Health and Human Services Secretary Xavier Becerra and his top lieutenants ticked through a list of efforts they’ve made over the past year to help people kick drug addiction and thrive. Their overdose prevention strategy included harm-reduction strategies that let people use drugs in less dangerous conditions; funding for programs that thwart prescription-drug abuse; an expansion of the number of people who can prescribe and treat opioid use disorder with buprenorphine; and the establishment of an “office of recovery.”
“A year ago we decided to go in a different direction at the federal level. We decided that we’re not moving fast enough,” Mr. Becerra said.
Efforts to fight overdoses and expand access to naloxone have offered a rare slice of bipartisan cooperation in recent years.
Yet Mr. Biden is under pressure to move more aggressively in combatting fentanyl. Republicans say lax border policies are fueling the problem because cartels and traffickers are bringing the drug into the country.

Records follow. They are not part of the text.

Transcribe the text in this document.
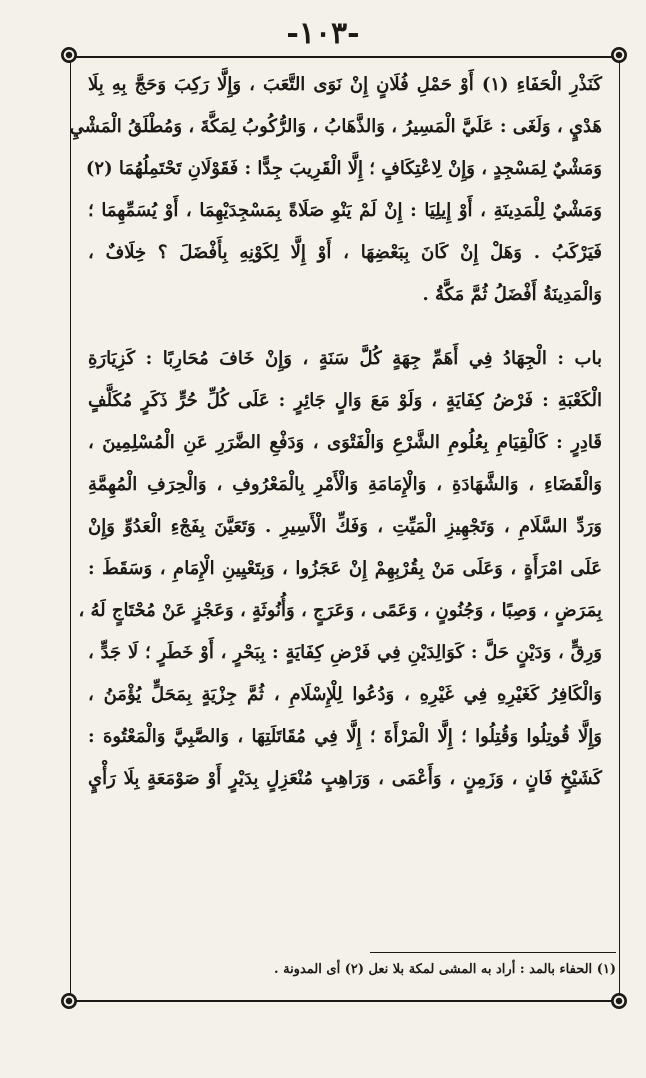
-١٠٣-
كَنَذْرِ الْحَفَاءِ (١) أَوْ حَمْلِ فُلَانٍ إِنْ نَوَى التَّعَبَ ، وَإِلَّا رَكِبَ وَحَجَّ بِهِ بِلَا
هَدْيٍ ، وَلَغَى : عَلَيَّ الْمَسِيرُ ، وَالذَّهَابُ ، وَالرُّكُوبُ لِمَكَّةَ ، وَمُطْلَقُ الْمَشْيِ
وَمَشْيٌ لِمَسْجِدٍ ، وَإِنْ لِاعْتِكَافٍ ؛ إِلَّا الْقَرِيبَ جِدًّا : فَقَوْلَانِ تَحْتَمِلُهُمَا (٢)
وَمَشْيٌ لِلْمَدِينَةِ ، أَوْ إِيلِيَا : إِنْ لَمْ يَنْوِ صَلَاةً بِمَسْجِدَيْهِمَا ، أَوْ يُسَمِّهِمَا ؛
فَيَرْكَبُ . وَهَلْ إِنْ كَانَ بِبَعْضِهَا ، أَوْ إِلَّا لِكَوْنِهِ بِأَفْضَلَ ؟ خِلَافٌ ،
وَالْمَدِينَةُ أَفْضَلُ ثُمَّ مَكَّةُ .
باب : الْجِهَادُ فِي أَهَمِّ جِهَةٍ كُلَّ سَنَةٍ ، وَإِنْ خَافَ مُحَارِبًا : كَزِيَارَةِ
الْكَعْبَةِ : فَرْضُ كِفَايَةٍ ، وَلَوْ مَعَ وَالٍ جَائِرٍ : عَلَى كُلِّ حُرٍّ ذَكَرٍ مُكَلَّفٍ
قَادِرٍ : كَالْقِيَامِ بِعُلُومِ الشَّرْعِ وَالْفَتْوَى ، وَدَفْعِ الضَّرَرِ عَنِ الْمُسْلِمِينَ ،
وَالْقَضَاءِ ، وَالشَّهَادَةِ ، وَالْإِمَامَةِ وَالْأَمْرِ بِالْمَعْرُوفِ ، وَالْحِرَفِ الْمُهِمَّةِ
وَرَدِّ السَّلَامِ ، وَتَجْهِيزِ الْمَيِّتِ ، وَفَكِّ الْأَسِيرِ . وَتَعَيَّنَ بِفَجْءِ الْعَدُوِّ وَإِنْ
عَلَى امْرَأَةٍ ، وَعَلَى مَنْ بِقُرْبِهِمْ إِنْ عَجَزُوا ، وَبِتَعْيِينِ الْإِمَامِ ، وَسَقَطَ :
بِمَرَضٍ ، وَصِبًا ، وَجُنُونٍ ، وَعَمًى ، وَعَرَجٍ ، وَأُنُوثَةٍ ، وَعَجْزٍ عَنْ مُحْتَاجٍ لَهُ ،
وَرِقٍّ ، وَدَيْنٍ حَلَّ : كَوَالِدَيْنِ فِي فَرْضِ كِفَايَةٍ : بِبَحْرٍ ، أَوْ خَطَرٍ ؛ لَا جَدٍّ ،
وَالْكَافِرُ كَغَيْرِهِ فِي غَيْرِهِ ، وَدُعُوا لِلْإِسْلَامِ ، ثُمَّ جِزْيَةٍ بِمَحَلٍّ يُؤْمَنُ ،
وَإِلَّا قُوتِلُوا وَقُتِلُوا ؛ إِلَّا الْمَرْأَةَ ؛ إِلَّا فِي مُقَاتَلَتِهَا ، وَالصَّبِيَّ وَالْمَعْتُوهَ :
كَشَيْخٍ فَانٍ ، وَزَمِنٍ ، وَأَعْمَى ، وَرَاهِبٍ مُنْعَزِلٍ بِدَيْرٍ أَوْ صَوْمَعَةٍ بِلَا رَأْيٍ
(١) الحفاء بالمد : أراد به المشى لمكة بلا نعل (٢) أى المدونة .
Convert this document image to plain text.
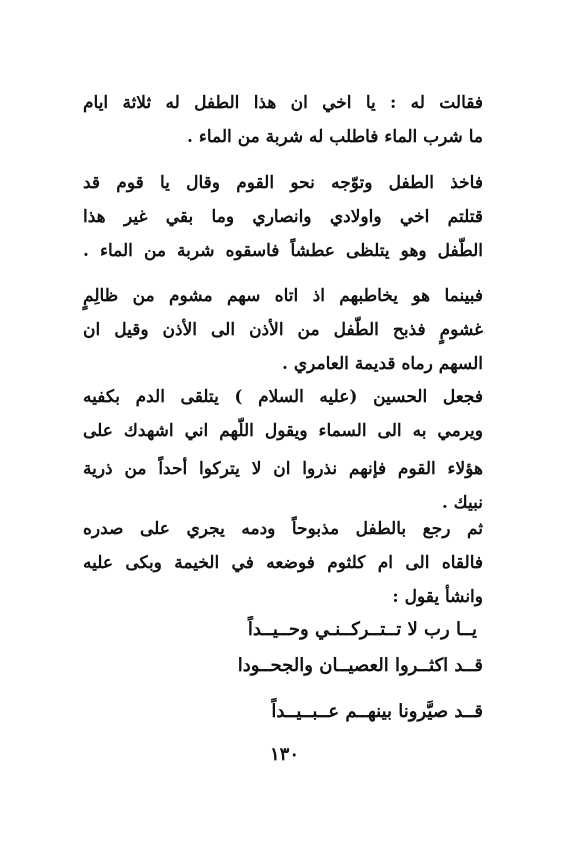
فقالت له : يا اخي ان هذا الطفل له ثلاثة ايام
ما شرب الماء فاطلب له شربة من الماء .
فاخذ الطفل وتوّجه نحو القوم وقال يا قوم قد
قتلتم اخي واولادي وانصاري وما بقي غير هذا
الطّفل وهو يتلظى عطشاً فاسقوه شربة من الماء .
فبينما هو يخاطبهم اذ اتاه سهم مشوم من ظالِمٍ
غشومٍ فذبح الطّفل من الأذن الى الأذن وقيل ان
السهم رماه قديمة العامري .
فجعل الحسين (عليه السلام ) يتلقى الدم بكفيه
ويرمي به الى السماء ويقول اللّهم اني اشهدك على
هؤلاء القوم فإنهم نذروا ان لا يتركوا أحداً من ذرية
نبيك .
ثم رجع بالطفل مذبوحاً ودمه يجري على صدره
فالقاه الى ام كلثوم فوضعه في الخيمة وبكى عليه
وانشأ يقول :
يــا رب لا تــتــركــنـي وحــيــداً
قــد اكثــروا العصيــان والجحــودا
قــد صيَّرونا بينهــم عــبــيــداً
١٣٠
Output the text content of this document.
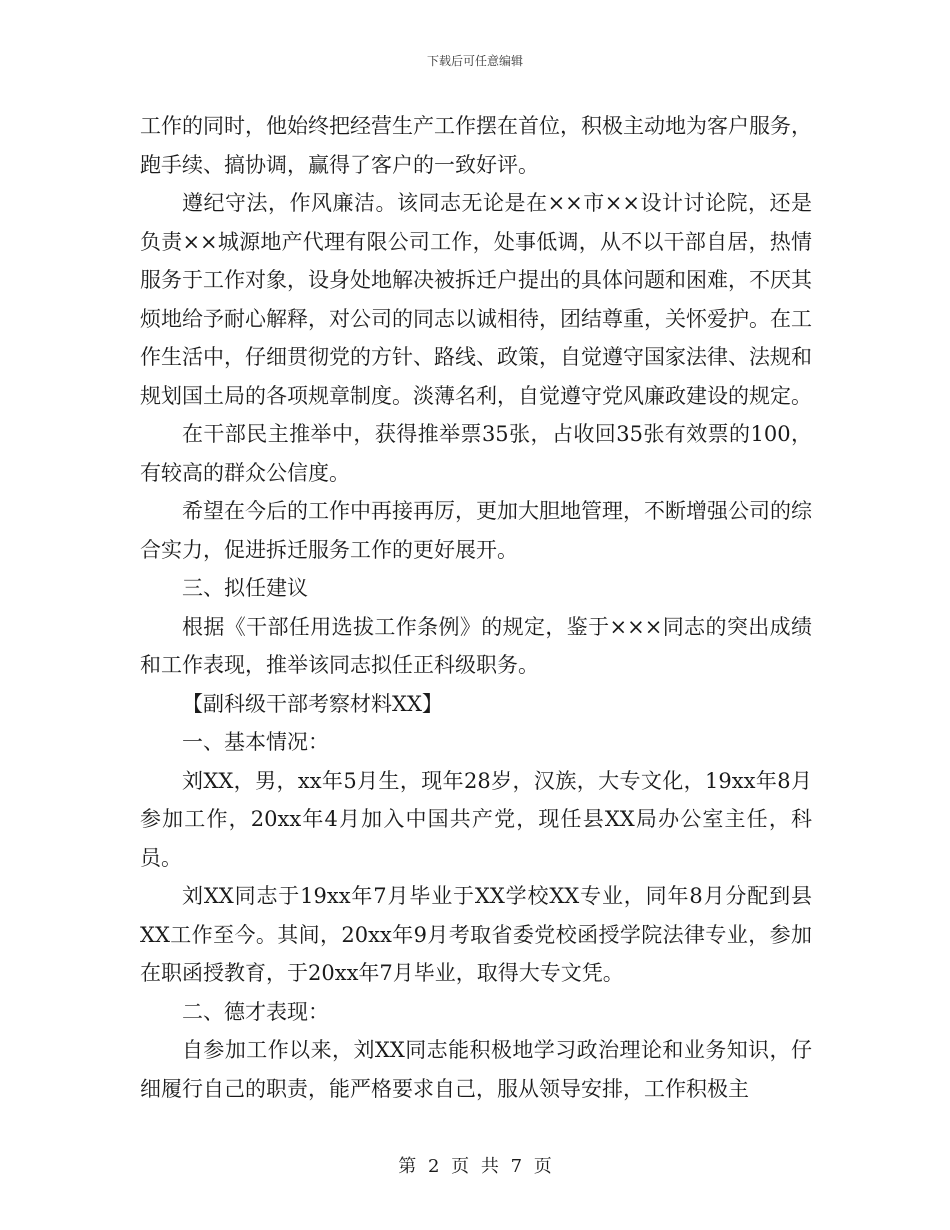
下载后可任意编辑

工作的同时，他始终把经营生产工作摆在首位，积极主动地为客户服务，跑手续、搞协调，赢得了客户的一致好评。

遵纪守法，作风廉洁。该同志无论是在××市××设计讨论院，还是负责××城源地产代理有限公司工作，处事低调，从不以干部自居，热情服务于工作对象，设身处地解决被拆迁户提出的具体问题和困难，不厌其烦地给予耐心解释，对公司的同志以诚相待，团结尊重，关怀爱护。在工作生活中，仔细贯彻党的方针、路线、政策，自觉遵守国家法律、法规和规划国土局的各项规章制度。淡薄名利，自觉遵守党风廉政建设的规定。

在干部民主推举中，获得推举票35张，占收回35张有效票的100，有较高的群众公信度。

希望在今后的工作中再接再厉，更加大胆地管理，不断增强公司的综合实力，促进拆迁服务工作的更好展开。

三、拟任建议

根据《干部任用选拔工作条例》的规定，鉴于×××同志的突出成绩和工作表现，推举该同志拟任正科级职务。

【副科级干部考察材料XX】

一、基本情况：

刘XX，男，xx年5月生，现年28岁，汉族，大专文化，19xx年8月参加工作，20xx年4月加入中国共产党，现任县XX局办公室主任，科员。

刘XX同志于19xx年7月毕业于XX学校XX专业，同年8月分配到县XX工作至今。其间，20xx年9月考取省委党校函授学院法律专业，参加在职函授教育，于20xx年7月毕业，取得大专文凭。

二、德才表现：

自参加工作以来，刘XX同志能积极地学习政治理论和业务知识，仔细履行自己的职责，能严格要求自己，服从领导安排，工作积极主

第 2 页 共 7 页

House Minority Leader Kevin McCarthy said last Thursday that tackling the synthetic opioid is on the GOP’s to-do list when it retakes the House majority in the new year.
“The economy, making us energy independent, I think securing our borders, stopping fentanyl,” Mr. McCarthy told reporters at a state dinner with France at the White House. “Holding government accountable. They haven’t had much of that. And I think the country, this last election was a check and balance.”